TNF-AcTakine may be glycosylated on a non-physiological way because it is produced in HekF suspension cells. The asialoglycoprotein receptor (ASGPR) in the liver recognizes ‘bad’ glycosylated proteins and removes these proteins out of the circulation. Therefore, an attempt to prevent N-glycosylation of the TNF-AcTakine was implemented in this project. The consensus sequence for N-glycosylation is present three times in the AcTakine. By mutating Asparagine to Glutamine within this motif, N-glycosylation could be prevented. These three mutations were applied separately using the site-directed mutagenesis technique. Subsequently, this mutated DNA-sequence was transfected into HekF-cells. These cells produce the corresponding protein. The mutated protein could be purified out of the supernatans using a nickel column because it has a poly-histidine tag. Protein size and the presence of glycosylation was checked on a protein gel. The mutated protein is injected into mice (by Dr. Huyghe), along with the original AcTakine to compare the serum half-life. The protein can be quantified in the blood samples by performing an anti-mouse TNF Enzyme-Linked Immuno Sorbent Assay (ELISA).
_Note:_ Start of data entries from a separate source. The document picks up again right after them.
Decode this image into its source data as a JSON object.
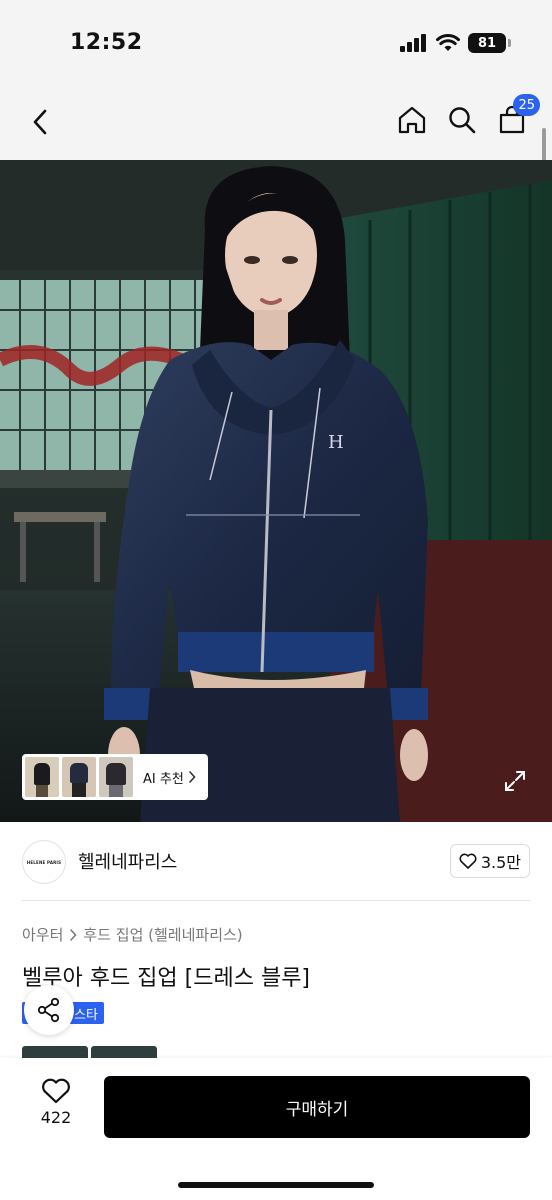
{
  "status_bar": {
    "time": "12:52",
    "battery": "81",
    "icons": [
      "signal-icon",
      "wifi-icon",
      "battery-icon"
    ]
  },
  "nav": {
    "back_icon": "chevron-left-icon",
    "home_icon": "home-icon",
    "search_icon": "search-icon",
    "cart_icon": "bag-icon",
    "cart_count": "25"
  },
  "hero": {
    "ai_recommend_label": "AI 추천",
    "expand_icon": "expand-icon"
  },
  "brand": {
    "logo_text": "HELENE PARIS",
    "name": "헬레네파리스",
    "like_count": "3.5만"
  },
  "breadcrumb": {
    "category": "아우터",
    "subcategory": "후드 집업 (헬레네파리스)"
  },
  "product": {
    "title": "벨루아 후드 집업 [드레스 블루]",
    "badge": "스타"
  },
  "bottom": {
    "wish_count": "422",
    "buy_label": "구매하기"
  },
  "colors": {
    "accent": "#2b62f0",
    "buy_button": "#000000"
  }
}
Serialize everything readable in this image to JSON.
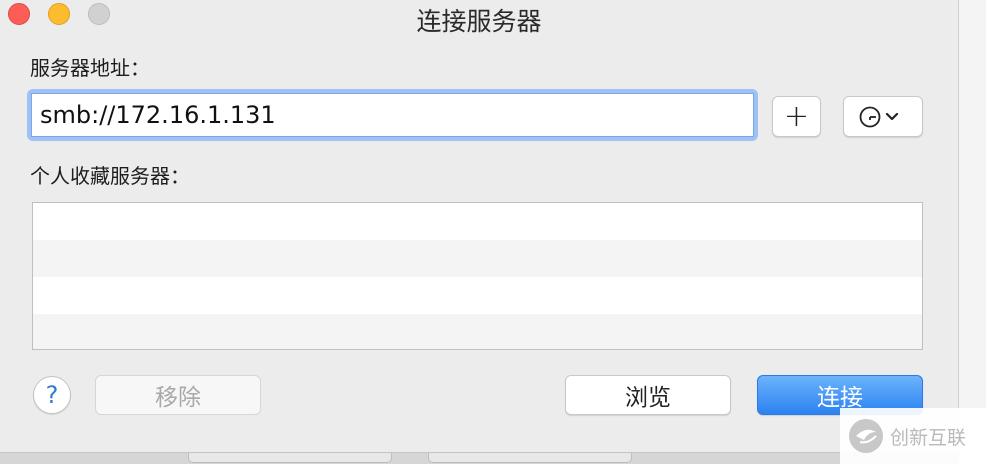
{
  "window": {
    "title": "连接服务器"
  },
  "address": {
    "label": "服务器地址：",
    "value": "smb://172.16.1.131"
  },
  "toolbar": {
    "add_label": "+",
    "recent_icon": "clock-icon",
    "recent_chevron": "chevron-down-icon"
  },
  "favorites": {
    "label": "个人收藏服务器：",
    "rows": [
      "",
      "",
      "",
      ""
    ]
  },
  "footer": {
    "help_label": "?",
    "remove_label": "移除",
    "browse_label": "浏览",
    "connect_label": "连接"
  },
  "watermark": {
    "text": "创新互联"
  },
  "colors": {
    "accent": "#2b82f2",
    "traffic_close": "#fc5d56",
    "traffic_min": "#fdbc2e"
  }
}
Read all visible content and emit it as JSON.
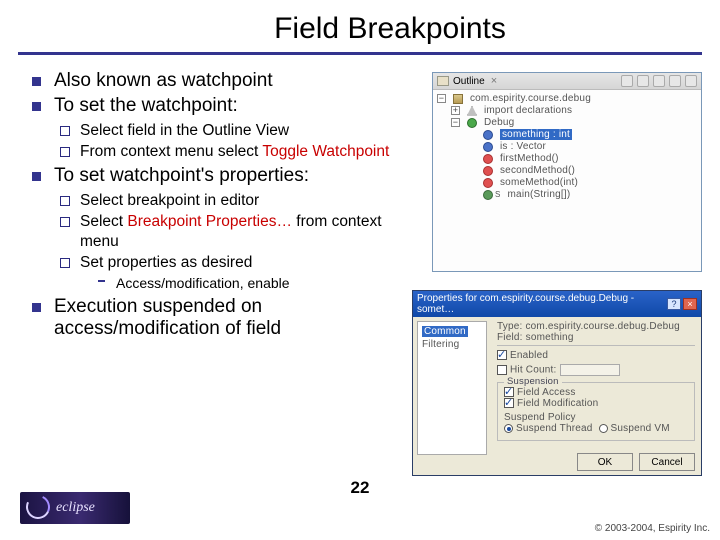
{
  "title": "Field Breakpoints",
  "bullets": {
    "b1": "Also known as watchpoint",
    "b2": "To set the watchpoint:",
    "b2s1": "Select field in the Outline View",
    "b2s2a": "From context menu select ",
    "b2s2b": "Toggle Watchpoint",
    "b3": "To set watchpoint's properties:",
    "b3s1": "Select breakpoint in editor",
    "b3s2a": "Select ",
    "b3s2b": "Breakpoint Properties…",
    "b3s2c": " from context menu",
    "b3s3": "Set properties as desired",
    "b3s3s1": "Access/modification, enable",
    "b4": "Execution suspended on access/modification of field"
  },
  "outline": {
    "tab": "Outline",
    "close": "×",
    "pkg": "com.espirity.course.debug",
    "imports": "import declarations",
    "cls": "Debug",
    "field": "something : int",
    "m1": "is : Vector",
    "m2": "firstMethod()",
    "m3": "secondMethod()",
    "m4": "someMethod(int)",
    "m5": "main(String[])",
    "ssup": "S"
  },
  "props": {
    "title": "Properties for com.espirity.course.debug.Debug - somet…",
    "left1": "Common",
    "left2": "Filtering",
    "type_label": "Type:",
    "type_val": "com.espirity.course.debug.Debug",
    "field_label": "Field:",
    "field_val": "something",
    "enabled": "Enabled",
    "hitcount": "Hit Count:",
    "suspension": "Suspension",
    "fa": "Field Access",
    "fm": "Field Modification",
    "sp": "Suspend Policy",
    "st": "Suspend Thread",
    "sv": "Suspend VM",
    "ok": "OK",
    "cancel": "Cancel"
  },
  "footer": {
    "page": "22",
    "copyright": "© 2003-2004, Espirity Inc.",
    "logo": "eclipse"
  }
}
The second method tested in this project, was fusing the TNF-AcTakine to Fc-regions of immunoglobulins. This was done by performing restriction digests on the TNF-Actakine and on a construct containing the Fc-regions. The correct construct can be obtained by ligating the sticky ends of the fragments to each other. As with the first part of the project, the protein is produces in HekF-cells and injected in mice. It can also be quantified using the ELISA.
Mutation of the N-glycosylation motif in the TNF-AcTakine clearly resulted in disappearance of the glycosylation pattern on the protein gel, indicating that the protein was indeed N-glycosylated on this motif. Analysis of the blood samples by ELISA showed however that the serum half-life of the mutated protein was not extended. When the original construct was injected along with an excess of asialofetuin, an ASGPR inhibitor, the serum half-life was significantly longer. This result indicates that the protein is indeed cleared away by the liver. It also suggests that glycosylation is important for its serum half-life but that there are most likely other places in the AcTakine that are glycosylated. Alternatively, proteolytic degradation of the AcTakine in the blood may also shorten its serum half-life. Further research is needed to determine the exact cause of the short half-life of the current TNF-AcTakines.